Videowalls…..are they really that complicated?

Eurostar Video Wall 2

You may have seen quite a lot of press around our Video Walls for Eurostar, but how do you actually achieve this in Signagelive and how is it working in the background?

It is actually quite simple it just takes a little bit of planning before you get started.

There is no limit to the number of players that can be used to make a video wall, but at the moment you are limited to the PC Player.

There are a number of ways to achieve a video wall, the simplest is to have a PC Player which can output to multiple screens at once, or using an intermediate piece of hardware which can split the output to multiple screens. This means that you don’t need to do anything to your media, it will work exactly the same way as if you were playing to a single screen.

There are some downfalls to this approach, you are limited to the number of screens you attach to a single Player and just because it is only 1 player, doesn’t mean it is only one Signagelive licence, you will require to pay a Signagelive licence fee for each two outputs from the PC .

The other way is to use multiple PC Players and use something we call Sync Groups. What we are doing is synchronising the content across multiple players.

One of the Players is marked as the master, and when this Player moves to the next Media Asset, it sends a signal across the internal Network, which all of the other Players in the Sync Group are listening for, to tell them to move to their next Media Asset.

The Sync Group manages failure of the Master as well, if the Master fails, then one of the child nodes of the Group takes over as the Master, keeping the Sync Group running.

If you are going to use Sync Groups, then there are some considerations prior to publishing your Media.

When publishing content to a Sync Group you are performing exactly the same Publishing process as if it was to a single Player.

You need to make 1 playlist, which will be published as Full Screen content.
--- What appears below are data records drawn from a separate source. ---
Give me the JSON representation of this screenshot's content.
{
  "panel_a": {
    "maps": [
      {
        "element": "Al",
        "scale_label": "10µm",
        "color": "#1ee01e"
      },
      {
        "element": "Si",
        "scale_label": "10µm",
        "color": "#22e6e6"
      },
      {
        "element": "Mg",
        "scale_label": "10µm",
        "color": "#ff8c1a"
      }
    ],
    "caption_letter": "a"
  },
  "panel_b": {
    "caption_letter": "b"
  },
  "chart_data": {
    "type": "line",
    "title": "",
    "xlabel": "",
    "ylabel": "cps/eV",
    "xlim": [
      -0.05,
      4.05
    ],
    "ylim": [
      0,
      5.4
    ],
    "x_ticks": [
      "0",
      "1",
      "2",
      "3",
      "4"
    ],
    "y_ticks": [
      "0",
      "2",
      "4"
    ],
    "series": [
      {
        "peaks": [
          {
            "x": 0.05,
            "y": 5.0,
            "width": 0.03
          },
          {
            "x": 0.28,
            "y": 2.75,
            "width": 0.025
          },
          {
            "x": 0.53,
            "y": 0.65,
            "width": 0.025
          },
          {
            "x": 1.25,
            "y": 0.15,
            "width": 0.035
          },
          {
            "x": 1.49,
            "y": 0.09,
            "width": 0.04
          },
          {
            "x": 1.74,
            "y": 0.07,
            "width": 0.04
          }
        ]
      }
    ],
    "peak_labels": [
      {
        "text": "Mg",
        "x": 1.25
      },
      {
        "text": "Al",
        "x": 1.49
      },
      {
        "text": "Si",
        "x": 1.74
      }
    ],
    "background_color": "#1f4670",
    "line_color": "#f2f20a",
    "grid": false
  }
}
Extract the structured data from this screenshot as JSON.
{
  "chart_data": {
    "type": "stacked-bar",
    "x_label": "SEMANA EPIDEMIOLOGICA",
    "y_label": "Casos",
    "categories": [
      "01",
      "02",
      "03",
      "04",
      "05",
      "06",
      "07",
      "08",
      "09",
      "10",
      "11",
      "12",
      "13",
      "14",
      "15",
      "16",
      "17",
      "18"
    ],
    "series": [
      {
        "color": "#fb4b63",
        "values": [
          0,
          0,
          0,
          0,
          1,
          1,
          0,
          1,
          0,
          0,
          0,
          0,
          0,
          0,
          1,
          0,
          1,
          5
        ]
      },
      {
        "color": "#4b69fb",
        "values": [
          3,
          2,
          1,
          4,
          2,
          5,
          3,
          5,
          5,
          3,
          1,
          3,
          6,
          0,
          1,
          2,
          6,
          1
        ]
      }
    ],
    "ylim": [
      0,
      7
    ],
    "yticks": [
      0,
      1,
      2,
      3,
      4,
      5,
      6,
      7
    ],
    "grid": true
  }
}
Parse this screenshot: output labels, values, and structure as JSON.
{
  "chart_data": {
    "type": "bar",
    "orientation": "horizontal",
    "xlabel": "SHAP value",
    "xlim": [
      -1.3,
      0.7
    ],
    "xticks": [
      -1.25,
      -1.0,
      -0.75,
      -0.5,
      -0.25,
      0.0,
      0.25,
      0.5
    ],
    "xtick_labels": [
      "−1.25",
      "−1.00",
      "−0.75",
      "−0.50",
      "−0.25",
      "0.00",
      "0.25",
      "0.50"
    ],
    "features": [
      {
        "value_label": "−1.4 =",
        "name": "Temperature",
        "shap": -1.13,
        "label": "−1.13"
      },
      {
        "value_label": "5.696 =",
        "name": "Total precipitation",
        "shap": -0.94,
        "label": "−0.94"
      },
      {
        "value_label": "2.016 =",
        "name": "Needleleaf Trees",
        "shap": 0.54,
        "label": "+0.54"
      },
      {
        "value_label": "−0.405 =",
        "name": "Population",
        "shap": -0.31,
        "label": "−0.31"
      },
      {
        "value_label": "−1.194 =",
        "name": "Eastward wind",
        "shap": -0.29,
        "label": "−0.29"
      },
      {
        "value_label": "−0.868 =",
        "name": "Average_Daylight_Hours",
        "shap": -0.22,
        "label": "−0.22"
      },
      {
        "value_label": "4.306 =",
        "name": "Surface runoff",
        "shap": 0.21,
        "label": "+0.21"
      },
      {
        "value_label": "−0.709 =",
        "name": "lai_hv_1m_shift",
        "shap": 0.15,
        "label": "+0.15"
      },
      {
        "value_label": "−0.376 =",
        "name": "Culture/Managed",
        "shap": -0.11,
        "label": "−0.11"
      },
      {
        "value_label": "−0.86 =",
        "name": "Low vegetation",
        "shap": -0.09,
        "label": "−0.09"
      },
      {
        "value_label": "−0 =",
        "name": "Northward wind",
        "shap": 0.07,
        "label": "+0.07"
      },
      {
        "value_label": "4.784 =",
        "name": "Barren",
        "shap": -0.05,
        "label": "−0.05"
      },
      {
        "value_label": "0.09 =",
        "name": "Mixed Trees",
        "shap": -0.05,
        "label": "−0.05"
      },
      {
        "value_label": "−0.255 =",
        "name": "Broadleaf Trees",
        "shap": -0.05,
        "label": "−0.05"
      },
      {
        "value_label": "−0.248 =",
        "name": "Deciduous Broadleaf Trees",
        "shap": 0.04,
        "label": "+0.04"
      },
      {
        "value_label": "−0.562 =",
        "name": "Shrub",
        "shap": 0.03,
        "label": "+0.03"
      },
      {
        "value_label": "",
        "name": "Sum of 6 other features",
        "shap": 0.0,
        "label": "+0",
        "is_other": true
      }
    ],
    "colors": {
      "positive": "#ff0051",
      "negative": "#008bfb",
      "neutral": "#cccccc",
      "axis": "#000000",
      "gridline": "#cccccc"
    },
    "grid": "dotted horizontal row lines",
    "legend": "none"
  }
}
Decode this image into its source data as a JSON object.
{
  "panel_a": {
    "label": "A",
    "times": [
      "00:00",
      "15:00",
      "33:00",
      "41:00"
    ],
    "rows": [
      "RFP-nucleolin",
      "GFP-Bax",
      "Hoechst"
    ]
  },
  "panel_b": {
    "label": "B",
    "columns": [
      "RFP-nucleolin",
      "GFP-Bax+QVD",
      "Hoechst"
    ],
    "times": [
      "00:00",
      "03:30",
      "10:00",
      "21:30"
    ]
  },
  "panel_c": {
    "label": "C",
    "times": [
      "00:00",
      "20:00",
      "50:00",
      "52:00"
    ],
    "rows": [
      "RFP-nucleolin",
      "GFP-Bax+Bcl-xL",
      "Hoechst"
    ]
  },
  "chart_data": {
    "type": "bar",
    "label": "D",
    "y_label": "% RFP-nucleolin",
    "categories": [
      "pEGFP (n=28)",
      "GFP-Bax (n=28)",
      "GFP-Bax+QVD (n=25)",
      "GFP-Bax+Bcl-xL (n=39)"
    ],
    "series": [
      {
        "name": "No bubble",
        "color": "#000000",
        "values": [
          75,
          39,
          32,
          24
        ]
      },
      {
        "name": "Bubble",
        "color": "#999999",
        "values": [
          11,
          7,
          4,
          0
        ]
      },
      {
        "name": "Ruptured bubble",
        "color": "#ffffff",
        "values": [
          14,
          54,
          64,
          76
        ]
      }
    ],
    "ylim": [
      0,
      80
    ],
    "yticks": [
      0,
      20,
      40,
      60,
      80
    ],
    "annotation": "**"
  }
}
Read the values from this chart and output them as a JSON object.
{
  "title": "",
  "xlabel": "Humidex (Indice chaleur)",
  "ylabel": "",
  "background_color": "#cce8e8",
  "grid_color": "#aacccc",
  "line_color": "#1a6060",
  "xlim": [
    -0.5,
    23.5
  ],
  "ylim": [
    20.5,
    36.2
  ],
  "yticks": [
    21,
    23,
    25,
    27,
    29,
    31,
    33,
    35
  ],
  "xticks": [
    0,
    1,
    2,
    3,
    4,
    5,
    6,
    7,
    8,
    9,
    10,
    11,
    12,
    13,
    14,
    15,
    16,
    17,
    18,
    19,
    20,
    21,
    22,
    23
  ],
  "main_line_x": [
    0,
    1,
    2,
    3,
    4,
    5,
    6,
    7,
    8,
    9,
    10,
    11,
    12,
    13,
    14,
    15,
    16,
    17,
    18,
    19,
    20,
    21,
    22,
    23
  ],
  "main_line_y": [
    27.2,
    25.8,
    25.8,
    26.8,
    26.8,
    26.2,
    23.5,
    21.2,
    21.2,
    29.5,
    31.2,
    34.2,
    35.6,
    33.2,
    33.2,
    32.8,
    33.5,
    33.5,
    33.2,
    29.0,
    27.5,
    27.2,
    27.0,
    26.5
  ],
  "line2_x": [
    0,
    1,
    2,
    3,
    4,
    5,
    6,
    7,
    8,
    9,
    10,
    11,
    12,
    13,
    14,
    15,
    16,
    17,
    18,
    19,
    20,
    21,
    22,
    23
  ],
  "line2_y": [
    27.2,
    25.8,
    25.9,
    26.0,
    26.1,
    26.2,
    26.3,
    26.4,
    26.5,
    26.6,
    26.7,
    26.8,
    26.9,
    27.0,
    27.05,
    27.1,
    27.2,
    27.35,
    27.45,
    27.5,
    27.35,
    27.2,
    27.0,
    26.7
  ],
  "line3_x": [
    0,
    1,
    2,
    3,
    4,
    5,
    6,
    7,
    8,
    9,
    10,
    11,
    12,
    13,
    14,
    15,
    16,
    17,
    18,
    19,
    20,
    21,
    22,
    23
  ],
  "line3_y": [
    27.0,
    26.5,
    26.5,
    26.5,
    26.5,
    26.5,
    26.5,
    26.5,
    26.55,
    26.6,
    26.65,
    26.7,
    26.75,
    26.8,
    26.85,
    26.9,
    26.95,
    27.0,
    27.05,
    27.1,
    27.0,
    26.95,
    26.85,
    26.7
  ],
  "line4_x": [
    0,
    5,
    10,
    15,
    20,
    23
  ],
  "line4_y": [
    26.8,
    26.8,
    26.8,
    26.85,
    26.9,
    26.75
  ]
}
You cannot synchronise content, at this time, using a Layout.

You then publish a Playlist to each of the Players, as long as the Playlist contains the same number of Media Assets, what ever the Media Assets are, they would be synchronised across the Players within the Sync Group.

You might be thinking that all sounds great, but how do I make one video play across all of the screens in a Sync Group?

And this is where it gets a little bit complex…..

You need to take that one video, and split it into the parts that you want to be shown on each screen.

So if you’re videowall was made up of 4 1920×1080 screens, and your video was designed for that resolution (3840 x 2160), you would need to split the video in to 4 sections each 1920×1080.

Video Wall

You then put each of those into individual Playlists, and Publish each Playlist to each of the different Players for each screen.

And that is it, simple!

You can of course add multiple videos to each screens Playlist, and as long as each video to be played at the same time is the same length, you have a Video Wall!